思春期に夢中になって読み、何度も読み返し、大人になってからでも手にとって読める本というのは、そうそうあるものでもないが、飴玉のように何度も何度も舌で転がして味わうような作家といえば、私にとってはこの人、氷室冴子。
集英社の「コバルト文庫」といえば、当時一世を風靡し、少女たちのハートをわしづかみにしたものだが、中でもその最盛期を担った氷室冴子の作品は、中高生を主人公としながらも表現方法のレベルはけっして落とさず、大人びた作風で「少女小説」の枠をはるかに超えていたものだ
当時は漫画と二分するほどの盛り上がりで、コバルト文庫のライバルとして講談社のティーンズ文庫もあったが、私個人の好みとしては、断然コバルト。少女向けの甘い物語に収まらず、大人が読んでも夢中になるストーリー、物語の深み、面白さがあった。
氷室作品として世に広く知られているのは、平安時代・瑠璃姫を主人公とした大ベストセラーの『なんて素敵にジャパネスク』シリーズであろうが、氷室冴子もコバルト文庫からじょじょに発表の場を移していった。コバルトファンからすればガッカリでもあり、いや氷室冴子なら当然よね、この枠におさまりきらないものね、とうなずく気持ちあり。
それまで「日常の悲喜こもごもは、個人的なことで直接表現するものではない、消化して小説に注ぎ込むべきだ」と思っていた筆者が、あるおじさんインタビュアーから「ああいう小説って、やっぱり、処女じゃなきゃ、書けないんでしょう」と(いやらしくではなく純粋な質問として)三十路前の氷室さんに聞いてきたときの驚き、その世間とのギャップに愕然とし、何かの機会に日ごろ思っていることをリアルな雑感としてまとめてみたいと考えたものだ。
本書は「いっぱしの女の“夢の家”」「いっぱしの女のため息」「いっぱしの女から男たちへ」「いっぱしの女の生きる時代」の四つの章からなるが、一つ一つが小説のネタになりそうな内容の濃さ。
この書名も、男友達に「君も30を過ぎていっぱしの女になったんだからさ・・・」と生活態度を注意されたことから、この「いっぱしの女」というタイトルを思いついたようであるが、“いっぱしの女”であるはずの氷室冴子からみると、 “自分は正しい”という根拠のない良識を振りかざし、善良ぶるゆえに人を傷つける人、「世間は・・・」と自分が世間を代弁するかのように錯覚して生きている人などの姿に、笑いながらも、時に怒りを共有しながらも、ついつい「これ、わかるわぁ」「世間てやつは・・・」と、オバサンのつぶやきさながらに、読んでしまう。
発想は縦横無尽に自由だけれども、根は生真面な氷室冴子の繊細で鋭い観察眼で日常がつづられている。

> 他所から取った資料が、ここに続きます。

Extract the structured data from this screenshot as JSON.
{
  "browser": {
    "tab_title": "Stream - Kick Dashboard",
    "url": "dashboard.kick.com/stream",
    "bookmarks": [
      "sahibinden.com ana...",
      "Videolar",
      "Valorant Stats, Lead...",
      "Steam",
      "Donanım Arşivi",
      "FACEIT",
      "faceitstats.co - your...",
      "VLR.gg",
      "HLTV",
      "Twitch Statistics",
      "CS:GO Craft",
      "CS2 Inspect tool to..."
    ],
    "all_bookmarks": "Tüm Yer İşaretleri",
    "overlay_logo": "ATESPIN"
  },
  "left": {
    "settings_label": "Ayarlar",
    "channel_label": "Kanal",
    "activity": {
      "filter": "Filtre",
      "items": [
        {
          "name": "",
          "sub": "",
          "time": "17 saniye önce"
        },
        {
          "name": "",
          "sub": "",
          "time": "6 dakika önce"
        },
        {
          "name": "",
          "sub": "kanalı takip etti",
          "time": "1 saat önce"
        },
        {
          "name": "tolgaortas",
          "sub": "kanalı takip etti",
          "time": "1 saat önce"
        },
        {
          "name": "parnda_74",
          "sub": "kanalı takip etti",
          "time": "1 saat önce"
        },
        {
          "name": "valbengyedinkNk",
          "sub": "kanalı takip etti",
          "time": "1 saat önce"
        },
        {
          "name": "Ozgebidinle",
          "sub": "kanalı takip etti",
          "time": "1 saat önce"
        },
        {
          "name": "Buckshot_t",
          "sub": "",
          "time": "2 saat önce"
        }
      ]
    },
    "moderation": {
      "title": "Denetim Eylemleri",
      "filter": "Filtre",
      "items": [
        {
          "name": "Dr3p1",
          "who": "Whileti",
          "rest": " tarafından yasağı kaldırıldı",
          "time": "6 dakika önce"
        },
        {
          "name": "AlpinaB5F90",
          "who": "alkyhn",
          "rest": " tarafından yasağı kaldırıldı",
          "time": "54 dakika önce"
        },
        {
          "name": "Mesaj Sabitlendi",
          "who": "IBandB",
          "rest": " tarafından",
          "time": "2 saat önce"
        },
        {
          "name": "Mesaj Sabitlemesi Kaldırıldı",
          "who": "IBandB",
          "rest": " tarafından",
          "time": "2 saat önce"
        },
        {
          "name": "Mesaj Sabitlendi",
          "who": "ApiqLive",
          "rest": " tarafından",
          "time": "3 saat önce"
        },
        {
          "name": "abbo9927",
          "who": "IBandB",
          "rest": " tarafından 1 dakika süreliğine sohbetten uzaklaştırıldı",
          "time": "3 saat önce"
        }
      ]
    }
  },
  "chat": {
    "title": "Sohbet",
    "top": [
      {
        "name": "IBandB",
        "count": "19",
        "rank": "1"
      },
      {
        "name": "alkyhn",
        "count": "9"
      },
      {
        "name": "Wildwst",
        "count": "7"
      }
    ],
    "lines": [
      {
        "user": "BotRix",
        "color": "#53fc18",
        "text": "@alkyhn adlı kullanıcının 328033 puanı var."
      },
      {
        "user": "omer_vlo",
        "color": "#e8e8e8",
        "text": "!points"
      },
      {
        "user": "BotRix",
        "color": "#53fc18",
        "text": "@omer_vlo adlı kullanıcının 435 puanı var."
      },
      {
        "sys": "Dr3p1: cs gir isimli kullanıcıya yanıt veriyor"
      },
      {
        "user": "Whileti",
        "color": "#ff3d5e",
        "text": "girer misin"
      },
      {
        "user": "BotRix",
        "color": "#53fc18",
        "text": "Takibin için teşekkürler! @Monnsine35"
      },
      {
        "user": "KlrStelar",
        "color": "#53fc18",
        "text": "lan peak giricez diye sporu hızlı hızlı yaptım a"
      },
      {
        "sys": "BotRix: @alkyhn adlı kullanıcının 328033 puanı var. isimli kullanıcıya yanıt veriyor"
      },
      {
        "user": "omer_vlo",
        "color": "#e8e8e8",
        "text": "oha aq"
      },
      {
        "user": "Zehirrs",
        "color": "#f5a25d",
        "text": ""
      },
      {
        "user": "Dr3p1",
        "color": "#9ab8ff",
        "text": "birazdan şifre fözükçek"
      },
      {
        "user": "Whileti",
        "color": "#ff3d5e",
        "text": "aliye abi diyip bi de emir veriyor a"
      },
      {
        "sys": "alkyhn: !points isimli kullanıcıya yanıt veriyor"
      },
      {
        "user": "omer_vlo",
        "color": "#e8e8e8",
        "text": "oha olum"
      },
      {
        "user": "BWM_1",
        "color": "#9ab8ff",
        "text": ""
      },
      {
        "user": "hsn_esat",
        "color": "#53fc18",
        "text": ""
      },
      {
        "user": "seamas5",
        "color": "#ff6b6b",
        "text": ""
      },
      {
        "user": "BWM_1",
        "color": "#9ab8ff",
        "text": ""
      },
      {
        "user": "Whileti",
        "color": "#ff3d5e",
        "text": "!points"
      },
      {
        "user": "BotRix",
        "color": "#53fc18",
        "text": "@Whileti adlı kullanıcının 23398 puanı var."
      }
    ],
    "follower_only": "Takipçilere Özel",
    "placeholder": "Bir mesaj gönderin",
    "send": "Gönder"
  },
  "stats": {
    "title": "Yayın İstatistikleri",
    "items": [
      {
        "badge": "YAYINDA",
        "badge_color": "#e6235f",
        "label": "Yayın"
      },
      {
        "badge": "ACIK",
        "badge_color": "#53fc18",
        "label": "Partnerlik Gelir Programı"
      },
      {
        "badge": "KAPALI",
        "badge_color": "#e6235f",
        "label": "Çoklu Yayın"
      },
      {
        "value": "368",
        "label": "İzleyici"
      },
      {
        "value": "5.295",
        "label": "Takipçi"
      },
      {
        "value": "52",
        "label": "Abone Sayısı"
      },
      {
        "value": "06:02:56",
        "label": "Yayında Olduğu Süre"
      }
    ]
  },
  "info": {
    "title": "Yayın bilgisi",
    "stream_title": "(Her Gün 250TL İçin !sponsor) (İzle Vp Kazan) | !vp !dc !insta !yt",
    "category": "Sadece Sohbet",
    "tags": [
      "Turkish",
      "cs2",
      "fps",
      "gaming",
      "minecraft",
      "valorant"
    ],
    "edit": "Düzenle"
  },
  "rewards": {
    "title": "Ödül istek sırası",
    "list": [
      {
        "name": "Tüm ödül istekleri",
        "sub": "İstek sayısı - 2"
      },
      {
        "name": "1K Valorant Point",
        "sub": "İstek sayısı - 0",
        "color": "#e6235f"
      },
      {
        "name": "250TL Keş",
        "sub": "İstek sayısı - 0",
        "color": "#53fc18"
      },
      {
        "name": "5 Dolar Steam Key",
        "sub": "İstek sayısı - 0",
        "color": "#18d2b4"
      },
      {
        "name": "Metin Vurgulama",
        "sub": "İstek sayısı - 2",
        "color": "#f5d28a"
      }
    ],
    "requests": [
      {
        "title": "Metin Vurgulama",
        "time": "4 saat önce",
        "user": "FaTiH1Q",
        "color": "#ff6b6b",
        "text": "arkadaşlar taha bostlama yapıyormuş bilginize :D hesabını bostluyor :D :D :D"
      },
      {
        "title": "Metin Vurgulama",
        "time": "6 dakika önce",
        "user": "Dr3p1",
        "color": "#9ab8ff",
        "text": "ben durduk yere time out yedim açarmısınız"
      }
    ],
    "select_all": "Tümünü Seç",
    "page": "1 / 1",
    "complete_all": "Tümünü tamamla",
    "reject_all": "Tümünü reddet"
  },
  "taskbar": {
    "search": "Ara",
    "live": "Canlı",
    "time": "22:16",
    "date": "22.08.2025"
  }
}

氷室冴子はディテールの書き方が抜群にうまい。日常風景、会話を鮮やかに切り取り、さらに生き生きと色づけする。
巻末の女優・高泉淳子さんとの対談は、母と娘の壮絶なバトル、作家としての自立までを語っていて、その想像を絶するかけだし時代の貧乏エピソードはすさまじく、こんな貧乏&作家誕生物語があったなんて、切なく、そして笑える。
ただただ気がかりは現在、氷室冴子の新作が出ず、そしてその近況が知れないだけに、すでにある本は、特に貴重で大事にしたい一冊である。あわせて『冴子の東京物語』(集英社)もオススメ。